Отто быстро зафиксировал в памяти три страницы текста, потом медленно прочитал от начала до конца и отдал Нимицу как раз в тот момент, когда строчки начали бледнеть.
– Вопросы есть?
– По-моему, все ясно. Я теперь стал этим старым толстым профессором Кроуэллом. Точнее, стану им, когда вы прогоните меня через мнемонический ряд в обратной последовательности. Я владею языком так же хорошо, как он?
– Видимо, не совсем так. Учебных лент по бруухианскому не существует; Кроуэлл – единственный человек, которому пришло в голову выучить диалект. Вы пять недель находились под двусторонним гипнозом, постигая язык. Горло саднит?
Отто поднял руку, чтобы дотронуться до кадыка, и вздрогнул, коснувшись четвертого подбородка Кроуэлла.
– Боже, этот профессор в отвратительной форме! Да, горло немного саднит.
– Бруухианский язык на слух – сплошное рычанье. Я выучил стандартную фразу. – Нимиц издал звук, напоминающий рык носорога-тенора, вопящего от боли.
– Черт возьми, и что же это значит?
– На том диалекте, который вы выучили, это – обычное приветствие в неформальном ключе:
Да не сгустятся тучи над вашей семьей.
Да случится вам умереть под солнцем.
Конечно, на бруухианском языке фраза звучит в рифму. На бруухианском вообще все зарифмовано: все существительные заканчиваются на один и тот же слог. Эдакая затяжная отрыжка.
– Изумительно. Полчаса такой милой беседы, и я заработаю себе ларингит.
– Не заработаете.
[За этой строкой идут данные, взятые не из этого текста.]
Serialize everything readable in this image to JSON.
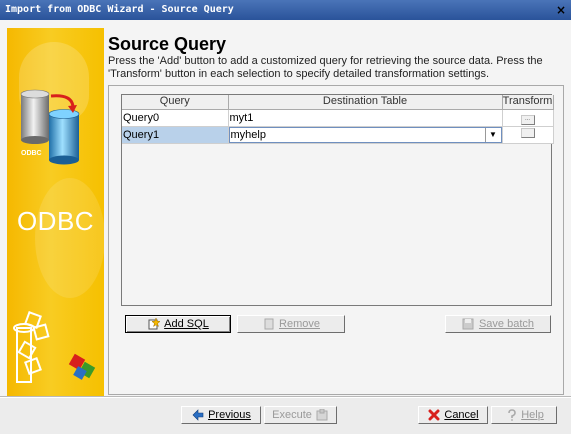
{
  "window": {
    "title": "Import from ODBC Wizard - Source Query",
    "close_glyph": "×"
  },
  "banner": {
    "label": "ODBC",
    "small_label": "ODBC"
  },
  "header": {
    "title": "Source Query",
    "description": "Press the 'Add' button to add a customized query for retrieving the source data. Press the 'Transform' button in each selection to specify detailed transformation settings."
  },
  "grid": {
    "columns": [
      "Query",
      "Destination Table",
      "Transform"
    ],
    "rows": [
      {
        "query": "Query0",
        "destination": "myt1",
        "transform_glyph": "..."
      },
      {
        "query": "Query1",
        "destination": "myhelp",
        "transform_glyph": ""
      }
    ],
    "selected_row": 1
  },
  "panel_buttons": {
    "add_sql": {
      "label": "Add SQL",
      "mnemonic": "A",
      "icon": "add-sql-icon"
    },
    "remove": {
      "label": "Remove",
      "mnemonic": "R",
      "icon": "remove-icon"
    },
    "save_batch": {
      "label": "Save batch",
      "mnemonic": "S",
      "icon": "save-batch-icon"
    }
  },
  "footer_buttons": {
    "previous": {
      "label": "Previous",
      "icon": "arrow-left-icon"
    },
    "execute": {
      "label": "Execute",
      "icon": "execute-icon"
    },
    "cancel": {
      "label": "Cancel",
      "icon": "cancel-icon"
    },
    "help": {
      "label": "Help",
      "icon": "help-icon"
    }
  },
  "colors": {
    "title_bar": "#2f5aa0",
    "banner": "#f6c000",
    "selected_row": "#b9d1ea",
    "cancel_icon": "#d8201c"
  }
}
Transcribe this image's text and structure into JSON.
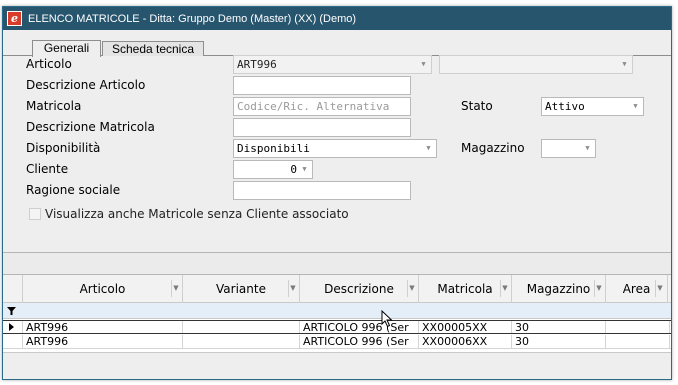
{
  "window": {
    "title": "ELENCO MATRICOLE - Ditta: Gruppo Demo (Master) (XX)  (Demo)",
    "app_icon_glyph": "e"
  },
  "tabs": [
    {
      "label": "Generali",
      "active": true
    },
    {
      "label": "Scheda tecnica",
      "active": false
    }
  ],
  "form": {
    "articolo": {
      "label": "Articolo",
      "value": "ART996",
      "secondary_value": ""
    },
    "descrizione_articolo": {
      "label": "Descrizione Articolo",
      "value": ""
    },
    "matricola": {
      "label": "Matricola",
      "value": "",
      "placeholder": "Codice/Ric. Alternativa"
    },
    "stato": {
      "label": "Stato",
      "value": "Attivo"
    },
    "descrizione_matricola": {
      "label": "Descrizione Matricola",
      "value": ""
    },
    "disponibilita": {
      "label": "Disponibilità",
      "value": "Disponibili"
    },
    "magazzino": {
      "label": "Magazzino",
      "value": ""
    },
    "cliente": {
      "label": "Cliente",
      "value": "0"
    },
    "ragione_sociale": {
      "label": "Ragione sociale",
      "value": ""
    },
    "checkbox_label": "Visualizza anche Matricole senza Cliente associato",
    "checkbox_checked": false
  },
  "grid": {
    "columns": [
      "Articolo",
      "Variante",
      "Descrizione",
      "Matricola",
      "Magazzino",
      "Area"
    ],
    "rows": [
      {
        "articolo": "ART996",
        "variante": "",
        "descrizione": "ARTICOLO 996 (Ser",
        "matricola": "XX00005XX",
        "magazzino": "30",
        "area": "",
        "current": true
      },
      {
        "articolo": "ART996",
        "variante": "",
        "descrizione": "ARTICOLO 996 (Ser",
        "matricola": "XX00006XX",
        "magazzino": "30",
        "area": "",
        "current": false
      }
    ]
  },
  "colors": {
    "titlebar": "#27556e",
    "window_bg": "#eeeeee",
    "filter_row": "#e4eef8"
  }
}
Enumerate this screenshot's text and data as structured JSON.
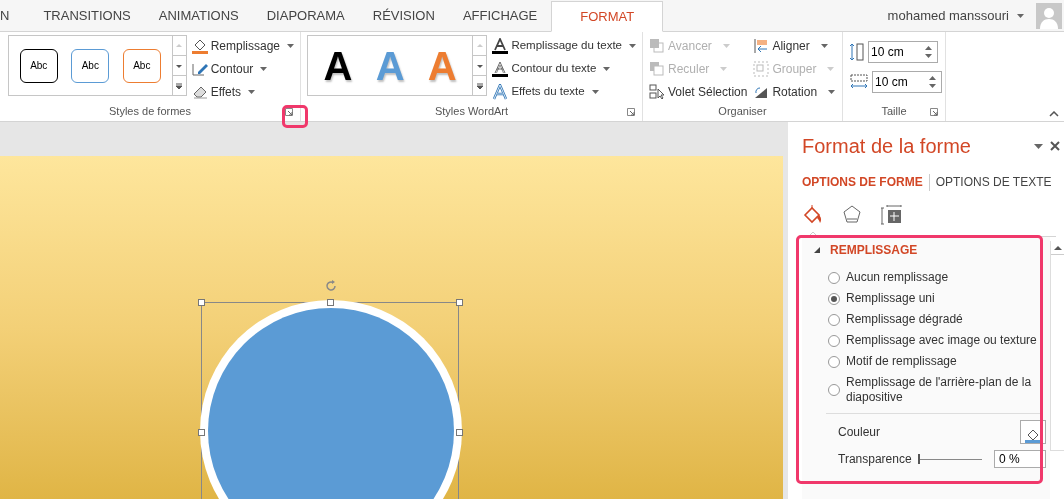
{
  "tabs": [
    {
      "label": "N",
      "selected": false
    },
    {
      "label": "TRANSITIONS",
      "selected": false
    },
    {
      "label": "ANIMATIONS",
      "selected": false
    },
    {
      "label": "DIAPORAMA",
      "selected": false
    },
    {
      "label": "RÉVISION",
      "selected": false
    },
    {
      "label": "AFFICHAGE",
      "selected": false
    },
    {
      "label": "FORMAT",
      "selected": true
    }
  ],
  "user": {
    "name": "mohamed manssouri"
  },
  "ribbon": {
    "groups": [
      {
        "kind": "shape_styles",
        "label": "Styles de formes",
        "launcher": true,
        "highlighted": true,
        "styles": [
          {
            "label": "Abc",
            "color": "#000000"
          },
          {
            "label": "Abc",
            "color": "#5b9bd5"
          },
          {
            "label": "Abc",
            "color": "#ed7d31"
          }
        ],
        "commands": [
          {
            "label": "Remplissage",
            "kind": "fill"
          },
          {
            "label": "Contour",
            "kind": "outline"
          },
          {
            "label": "Effets",
            "kind": "effects"
          }
        ]
      },
      {
        "kind": "wordart",
        "label": "Styles WordArt",
        "launcher": true,
        "highlighted": false,
        "styles": [
          {
            "label": "A",
            "color": "#000000"
          },
          {
            "label": "A",
            "color": "#5b9bd5"
          },
          {
            "label": "A",
            "color": "#ed7d31"
          }
        ],
        "commands": [
          {
            "label": "Remplissage du texte",
            "kind": "fill"
          },
          {
            "label": "Contour du texte",
            "kind": "outline"
          },
          {
            "label": "Effets du texte",
            "kind": "effects"
          }
        ]
      },
      {
        "kind": "arrange",
        "label": "Organiser",
        "launcher": false,
        "highlighted": false,
        "commands": [
          {
            "label": "Avancer",
            "kind": "forward",
            "disabled": true,
            "dropdown": true
          },
          {
            "label": "Reculer",
            "kind": "backward",
            "disabled": true,
            "dropdown": true
          },
          {
            "label": "Volet Sélection",
            "kind": "selection",
            "disabled": false,
            "dropdown": false
          },
          {
            "label": "Aligner",
            "kind": "align",
            "disabled": false,
            "dropdown": true
          },
          {
            "label": "Grouper",
            "kind": "group",
            "disabled": true,
            "dropdown": true
          },
          {
            "label": "Rotation",
            "kind": "rotate",
            "disabled": false,
            "dropdown": true
          }
        ]
      },
      {
        "kind": "size",
        "label": "Taille",
        "launcher": true,
        "highlighted": false,
        "fields": [
          {
            "kind": "height",
            "value": "10 cm"
          },
          {
            "kind": "width",
            "value": "10 cm"
          }
        ]
      }
    ]
  },
  "pane": {
    "title": "Format de la forme",
    "tabs": [
      {
        "label": "OPTIONS DE FORME",
        "selected": true
      },
      {
        "label": "OPTIONS DE TEXTE",
        "selected": false
      }
    ],
    "icons": [
      {
        "kind": "fill",
        "selected": true
      },
      {
        "kind": "effects",
        "selected": false
      },
      {
        "kind": "size",
        "selected": false
      }
    ],
    "section": {
      "title": "REMPLISSAGE",
      "expanded": true,
      "highlighted": true,
      "options": [
        {
          "label": "Aucun remplissage",
          "selected": false
        },
        {
          "label": "Remplissage uni",
          "selected": true
        },
        {
          "label": "Remplissage dégradé",
          "selected": false
        },
        {
          "label": "Remplissage avec image ou texture",
          "selected": false
        },
        {
          "label": "Motif de remplissage",
          "selected": false
        },
        {
          "label": "Remplissage de l'arrière-plan de la diapositive",
          "selected": false
        }
      ],
      "color_label": "Couleur",
      "transparency": {
        "label": "Transparence",
        "level": 0,
        "value": "0 %"
      }
    }
  }
}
Как только вы станете Кроуэллом, все вспомните. К тому же в вашем багаже есть таблетки, смягчающие горло.
– Ладно. – Отто помассировал свое огромное бедро. – Послушайте, надеюсь, это мое назначение не потребует слишком активных действий? Похоже, пластиплоть, которую я ношу на себе, равна моему собственному весу.
– Пожалуй, так оно и есть.
– В задании говорится, что Кроуэлл не был на планете одиннадцать лет. Разве нельзя устроить так, будто он сбросил вес, сидя на диете?
– Нельзя. Вы можете случайно наткнуться на кого-нибудь из его недавних знакомых. Кроме того, особые условия задания требуют, чтобы вы казались как можно более безобидным.
– Я не против того, чтобы казаться безобидным. Но при одной и двух десятых g я на самом делебуду безобидным! С меня семь потов сошло, пока я добрался до вашей каюты по коридору, а ведь здесь менее одного g. Как же тогда…
– Мы в вас верим, Отто. Вы, премьеры, всегда готовы пройти по лезвию бритвы.
– …Или сдохнуть, порезавшись. Чертов гипнотренинг!
– Это в ваших же собственных интересах. – Нимиц стал набивать трубку. – Сизигий. Трубкозуб. Сатанизм. Герундий.
Отто откинулся в кресле и со следующим вздохом захрапел.
– Когда я разбужу вас, вы будете на десять процентов Отто Макгевином и на девяносто процентов искусственно калькированной личностью – доктором Айзеком Кроуэллом. Вы будете помнить о задании, о тренировках, о вашем назначении премьера, но первоначальная реакция в любой обычной обстановке будет соответствовать характеру и знаниям Кроуэлла. Только в стрессовых ситуациях вы сможете реагировать как премьер-оператор. Герундий. Сатанизм. Трубкозуб. Сизигий.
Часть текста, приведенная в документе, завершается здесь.